Converting Fractions to Decimals
- Example 1:
- (\frac{3}{10}) means three tenths.
- Decimal: 0.3.
- Example 2:
- (\frac{17}{100}) means seventeen hundredths.
- Decimal: 0.17.
- Using a Calculator:
- When the denominator isn't a multiple of 10, divide the numerator by the denominator.
- Example: (\frac{3}{4} = 0.75), (\frac{16}{25} = 0.64).

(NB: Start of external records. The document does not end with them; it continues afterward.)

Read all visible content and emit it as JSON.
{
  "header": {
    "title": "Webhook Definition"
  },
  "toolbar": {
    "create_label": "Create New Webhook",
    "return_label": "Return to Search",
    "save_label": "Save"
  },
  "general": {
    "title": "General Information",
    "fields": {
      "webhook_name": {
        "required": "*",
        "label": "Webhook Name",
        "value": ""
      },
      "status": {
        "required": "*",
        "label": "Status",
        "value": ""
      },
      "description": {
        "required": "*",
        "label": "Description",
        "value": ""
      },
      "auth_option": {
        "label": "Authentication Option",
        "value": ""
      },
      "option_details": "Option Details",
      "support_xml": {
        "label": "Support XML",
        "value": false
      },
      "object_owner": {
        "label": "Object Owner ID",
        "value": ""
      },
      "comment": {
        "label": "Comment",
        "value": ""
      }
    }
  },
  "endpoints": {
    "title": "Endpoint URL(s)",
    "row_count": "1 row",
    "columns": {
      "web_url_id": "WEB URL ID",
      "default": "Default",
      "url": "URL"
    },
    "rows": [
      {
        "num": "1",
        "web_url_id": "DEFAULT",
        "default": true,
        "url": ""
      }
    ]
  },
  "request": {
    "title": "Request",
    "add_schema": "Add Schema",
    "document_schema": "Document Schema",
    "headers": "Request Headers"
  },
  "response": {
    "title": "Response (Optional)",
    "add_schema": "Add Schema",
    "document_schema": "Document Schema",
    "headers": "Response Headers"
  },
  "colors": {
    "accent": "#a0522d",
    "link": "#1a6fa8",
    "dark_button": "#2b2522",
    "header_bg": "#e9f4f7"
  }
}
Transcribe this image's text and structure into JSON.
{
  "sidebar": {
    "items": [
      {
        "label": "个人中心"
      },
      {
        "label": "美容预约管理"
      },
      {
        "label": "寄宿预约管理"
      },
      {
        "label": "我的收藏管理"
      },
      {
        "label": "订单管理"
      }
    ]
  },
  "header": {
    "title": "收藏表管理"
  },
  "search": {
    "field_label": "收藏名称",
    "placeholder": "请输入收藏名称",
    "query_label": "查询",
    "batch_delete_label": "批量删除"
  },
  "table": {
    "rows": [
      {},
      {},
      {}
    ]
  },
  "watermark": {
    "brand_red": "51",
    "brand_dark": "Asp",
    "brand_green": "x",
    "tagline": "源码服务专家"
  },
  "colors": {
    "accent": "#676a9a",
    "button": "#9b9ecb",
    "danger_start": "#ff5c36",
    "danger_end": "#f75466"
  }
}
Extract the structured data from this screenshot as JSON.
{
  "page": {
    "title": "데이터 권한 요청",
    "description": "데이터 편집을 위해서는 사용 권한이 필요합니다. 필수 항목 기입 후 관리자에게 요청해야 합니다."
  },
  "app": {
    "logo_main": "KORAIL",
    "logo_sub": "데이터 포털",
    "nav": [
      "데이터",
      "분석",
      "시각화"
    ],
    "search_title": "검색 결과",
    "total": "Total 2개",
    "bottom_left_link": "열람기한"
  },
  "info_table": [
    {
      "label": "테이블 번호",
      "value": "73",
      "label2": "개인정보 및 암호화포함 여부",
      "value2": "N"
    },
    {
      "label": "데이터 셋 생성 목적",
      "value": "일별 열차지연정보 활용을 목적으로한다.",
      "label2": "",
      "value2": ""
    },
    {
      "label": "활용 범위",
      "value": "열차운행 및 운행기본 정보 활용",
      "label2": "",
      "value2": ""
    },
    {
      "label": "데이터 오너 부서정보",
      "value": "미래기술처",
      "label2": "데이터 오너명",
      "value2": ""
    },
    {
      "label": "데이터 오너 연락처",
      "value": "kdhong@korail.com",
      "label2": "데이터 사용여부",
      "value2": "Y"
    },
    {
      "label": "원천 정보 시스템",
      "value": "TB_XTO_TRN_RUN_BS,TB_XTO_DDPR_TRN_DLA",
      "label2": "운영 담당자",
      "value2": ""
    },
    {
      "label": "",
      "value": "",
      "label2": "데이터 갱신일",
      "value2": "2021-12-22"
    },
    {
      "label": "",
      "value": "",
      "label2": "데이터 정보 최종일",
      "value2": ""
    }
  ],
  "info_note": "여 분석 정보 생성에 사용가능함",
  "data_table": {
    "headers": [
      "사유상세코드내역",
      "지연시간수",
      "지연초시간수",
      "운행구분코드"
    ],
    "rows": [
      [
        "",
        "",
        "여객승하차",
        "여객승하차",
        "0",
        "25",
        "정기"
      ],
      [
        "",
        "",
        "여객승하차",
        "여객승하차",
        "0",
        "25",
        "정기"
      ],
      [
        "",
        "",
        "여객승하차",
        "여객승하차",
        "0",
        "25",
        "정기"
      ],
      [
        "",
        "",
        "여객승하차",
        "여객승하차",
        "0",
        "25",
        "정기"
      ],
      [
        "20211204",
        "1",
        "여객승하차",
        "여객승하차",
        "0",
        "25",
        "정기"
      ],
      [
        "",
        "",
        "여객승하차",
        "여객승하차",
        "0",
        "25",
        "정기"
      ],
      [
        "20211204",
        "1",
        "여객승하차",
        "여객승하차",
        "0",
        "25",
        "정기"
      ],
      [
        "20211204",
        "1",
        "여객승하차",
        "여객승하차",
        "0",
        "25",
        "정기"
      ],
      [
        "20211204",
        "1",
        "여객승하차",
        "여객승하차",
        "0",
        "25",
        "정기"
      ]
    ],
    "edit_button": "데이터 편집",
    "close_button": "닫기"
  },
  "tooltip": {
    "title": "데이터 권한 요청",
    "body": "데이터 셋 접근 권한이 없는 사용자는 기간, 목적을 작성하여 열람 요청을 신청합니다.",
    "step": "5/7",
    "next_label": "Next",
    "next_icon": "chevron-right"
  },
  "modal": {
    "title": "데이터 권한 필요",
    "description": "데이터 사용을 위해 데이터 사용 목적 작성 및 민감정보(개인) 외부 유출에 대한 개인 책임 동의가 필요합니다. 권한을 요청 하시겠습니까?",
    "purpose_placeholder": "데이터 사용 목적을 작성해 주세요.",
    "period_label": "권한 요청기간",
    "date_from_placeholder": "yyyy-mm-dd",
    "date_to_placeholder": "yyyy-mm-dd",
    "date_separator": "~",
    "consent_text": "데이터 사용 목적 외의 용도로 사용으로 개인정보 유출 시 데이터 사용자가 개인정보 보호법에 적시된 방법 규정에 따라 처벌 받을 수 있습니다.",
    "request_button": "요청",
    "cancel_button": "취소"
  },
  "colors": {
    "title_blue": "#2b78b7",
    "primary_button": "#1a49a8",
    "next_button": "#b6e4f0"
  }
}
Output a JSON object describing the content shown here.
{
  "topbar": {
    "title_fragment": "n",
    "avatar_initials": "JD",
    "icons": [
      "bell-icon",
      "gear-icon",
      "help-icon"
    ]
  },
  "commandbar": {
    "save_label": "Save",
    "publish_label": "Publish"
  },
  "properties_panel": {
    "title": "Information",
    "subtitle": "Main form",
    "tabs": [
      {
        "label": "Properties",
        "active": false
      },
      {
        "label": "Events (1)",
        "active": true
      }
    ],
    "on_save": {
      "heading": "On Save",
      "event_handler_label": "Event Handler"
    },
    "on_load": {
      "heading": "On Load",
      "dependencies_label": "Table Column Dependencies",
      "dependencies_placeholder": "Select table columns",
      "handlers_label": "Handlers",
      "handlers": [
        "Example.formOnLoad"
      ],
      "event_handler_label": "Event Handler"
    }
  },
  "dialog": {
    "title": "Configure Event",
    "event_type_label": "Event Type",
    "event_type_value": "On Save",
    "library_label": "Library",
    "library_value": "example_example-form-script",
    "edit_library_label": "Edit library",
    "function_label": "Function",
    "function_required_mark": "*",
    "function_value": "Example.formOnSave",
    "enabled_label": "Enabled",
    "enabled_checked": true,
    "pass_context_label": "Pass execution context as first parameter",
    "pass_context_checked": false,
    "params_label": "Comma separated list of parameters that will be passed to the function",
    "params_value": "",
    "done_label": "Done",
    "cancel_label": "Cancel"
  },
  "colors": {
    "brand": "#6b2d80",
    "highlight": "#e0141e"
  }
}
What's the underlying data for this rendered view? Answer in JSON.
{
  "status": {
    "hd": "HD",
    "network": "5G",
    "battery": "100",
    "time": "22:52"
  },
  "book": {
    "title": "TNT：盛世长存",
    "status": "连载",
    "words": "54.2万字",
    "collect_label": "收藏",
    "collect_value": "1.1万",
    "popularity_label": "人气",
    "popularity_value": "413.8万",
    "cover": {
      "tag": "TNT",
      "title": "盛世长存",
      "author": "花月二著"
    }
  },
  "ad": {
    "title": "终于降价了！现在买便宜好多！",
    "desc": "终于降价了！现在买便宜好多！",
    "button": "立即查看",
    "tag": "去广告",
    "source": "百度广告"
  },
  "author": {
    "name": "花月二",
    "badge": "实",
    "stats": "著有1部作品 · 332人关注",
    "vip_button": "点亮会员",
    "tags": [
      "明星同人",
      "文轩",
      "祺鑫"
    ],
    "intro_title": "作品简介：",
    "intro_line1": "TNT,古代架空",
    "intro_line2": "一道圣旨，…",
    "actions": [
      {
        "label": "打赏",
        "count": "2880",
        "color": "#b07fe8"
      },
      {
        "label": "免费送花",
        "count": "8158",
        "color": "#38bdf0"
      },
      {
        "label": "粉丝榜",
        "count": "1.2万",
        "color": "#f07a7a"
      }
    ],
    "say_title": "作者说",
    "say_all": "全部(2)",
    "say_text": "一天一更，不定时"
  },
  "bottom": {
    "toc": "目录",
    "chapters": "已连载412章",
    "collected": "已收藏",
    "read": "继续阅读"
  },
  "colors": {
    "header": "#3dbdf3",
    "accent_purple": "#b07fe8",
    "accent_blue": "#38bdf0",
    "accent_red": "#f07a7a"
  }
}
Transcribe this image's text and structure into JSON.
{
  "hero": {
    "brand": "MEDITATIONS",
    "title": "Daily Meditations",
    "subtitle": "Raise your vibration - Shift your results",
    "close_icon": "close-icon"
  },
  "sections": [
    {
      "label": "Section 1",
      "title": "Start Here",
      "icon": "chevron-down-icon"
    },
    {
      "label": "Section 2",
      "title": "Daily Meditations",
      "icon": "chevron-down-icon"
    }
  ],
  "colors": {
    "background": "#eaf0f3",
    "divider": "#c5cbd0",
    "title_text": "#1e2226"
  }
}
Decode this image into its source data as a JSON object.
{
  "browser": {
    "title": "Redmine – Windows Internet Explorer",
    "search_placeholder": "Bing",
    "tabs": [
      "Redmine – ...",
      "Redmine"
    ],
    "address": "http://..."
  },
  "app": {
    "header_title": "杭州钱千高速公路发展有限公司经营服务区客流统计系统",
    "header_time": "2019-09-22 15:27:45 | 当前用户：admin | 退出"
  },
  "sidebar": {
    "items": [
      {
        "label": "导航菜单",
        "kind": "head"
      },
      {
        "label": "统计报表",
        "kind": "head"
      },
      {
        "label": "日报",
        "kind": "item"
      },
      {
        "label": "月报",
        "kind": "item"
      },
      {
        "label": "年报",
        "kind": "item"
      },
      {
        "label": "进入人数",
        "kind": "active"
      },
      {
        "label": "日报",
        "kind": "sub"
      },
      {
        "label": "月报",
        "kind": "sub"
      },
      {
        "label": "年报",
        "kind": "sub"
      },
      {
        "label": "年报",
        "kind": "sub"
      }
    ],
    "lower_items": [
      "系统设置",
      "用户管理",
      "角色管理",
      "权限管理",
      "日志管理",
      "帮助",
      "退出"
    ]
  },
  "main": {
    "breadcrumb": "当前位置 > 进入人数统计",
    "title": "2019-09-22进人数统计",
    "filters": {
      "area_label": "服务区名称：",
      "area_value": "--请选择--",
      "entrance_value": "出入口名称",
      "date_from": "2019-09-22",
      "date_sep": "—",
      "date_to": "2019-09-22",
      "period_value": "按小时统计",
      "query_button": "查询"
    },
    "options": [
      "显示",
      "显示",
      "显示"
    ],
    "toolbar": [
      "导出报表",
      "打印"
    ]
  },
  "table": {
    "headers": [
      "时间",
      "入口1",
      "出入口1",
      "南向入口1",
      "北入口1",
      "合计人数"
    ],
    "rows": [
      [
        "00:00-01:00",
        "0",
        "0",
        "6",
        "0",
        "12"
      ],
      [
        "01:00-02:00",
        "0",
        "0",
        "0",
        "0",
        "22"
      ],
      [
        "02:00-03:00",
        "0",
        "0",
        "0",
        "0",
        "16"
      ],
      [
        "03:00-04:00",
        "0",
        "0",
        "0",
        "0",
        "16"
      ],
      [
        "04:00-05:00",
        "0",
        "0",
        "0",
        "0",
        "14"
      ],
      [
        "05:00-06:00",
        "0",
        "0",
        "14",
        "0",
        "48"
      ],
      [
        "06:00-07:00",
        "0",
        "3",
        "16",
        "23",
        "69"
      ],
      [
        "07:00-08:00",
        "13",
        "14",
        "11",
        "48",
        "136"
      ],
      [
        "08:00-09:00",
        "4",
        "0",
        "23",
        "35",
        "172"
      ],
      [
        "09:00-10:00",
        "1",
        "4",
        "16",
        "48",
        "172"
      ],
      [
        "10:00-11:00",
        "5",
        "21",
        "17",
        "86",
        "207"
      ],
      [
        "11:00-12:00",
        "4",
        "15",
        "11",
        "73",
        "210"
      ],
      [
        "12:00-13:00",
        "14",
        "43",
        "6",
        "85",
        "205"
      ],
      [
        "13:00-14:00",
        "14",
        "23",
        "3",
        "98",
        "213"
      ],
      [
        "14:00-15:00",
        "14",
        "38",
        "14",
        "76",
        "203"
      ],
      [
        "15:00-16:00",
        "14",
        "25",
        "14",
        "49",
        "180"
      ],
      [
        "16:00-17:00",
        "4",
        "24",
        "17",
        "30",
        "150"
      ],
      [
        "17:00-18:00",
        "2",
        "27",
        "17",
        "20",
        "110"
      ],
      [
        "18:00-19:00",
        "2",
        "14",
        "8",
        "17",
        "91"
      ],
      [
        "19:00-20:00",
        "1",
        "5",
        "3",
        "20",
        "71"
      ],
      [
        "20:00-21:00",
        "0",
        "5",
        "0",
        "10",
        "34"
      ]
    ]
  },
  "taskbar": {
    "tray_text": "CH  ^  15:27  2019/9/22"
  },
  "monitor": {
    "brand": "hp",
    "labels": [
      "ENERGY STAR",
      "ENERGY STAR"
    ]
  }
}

Converting Decimals to Percentages
- Multiply by 100% to convert.
- Example 1:
- (0.35) to percentage: (35%).
- Example 2:
- (0.2) to percentage: (20%).
- Example 3:
- (0.375) to percentage: (37.5%).
Converting Fractions to Percentages
- Method 1: Convert the fraction to have a denominator of 100.
- Example: (\frac{6}{10} = 60%).
- Method 2: Convert to a decimal then multiply by 100%.
- Example: (\frac{3}{8} = 37.5%).
Converting Percentages to Fractions and Decimals
- Divide by 100 to convert.
- Example 1:
- 85% as a fraction: (\frac{17}{20}).
- 85% as a decimal: 0.85.
Practice Questions and Answers
- Write (0.7) as a fraction in its simplest form:
- Write (\frac{9}{100}) as a decimal:
- Convert (0.34) and (0.005) to percentages:
Additional Resources
- Video: How to change a fraction into a percentage.
- Image Slideshow: Visual steps to convert fractions to percentages.
Conclusion
Understanding these conversions is fundamental in mathematics, especially in situations involving financial literacy, measurements, and data analysis.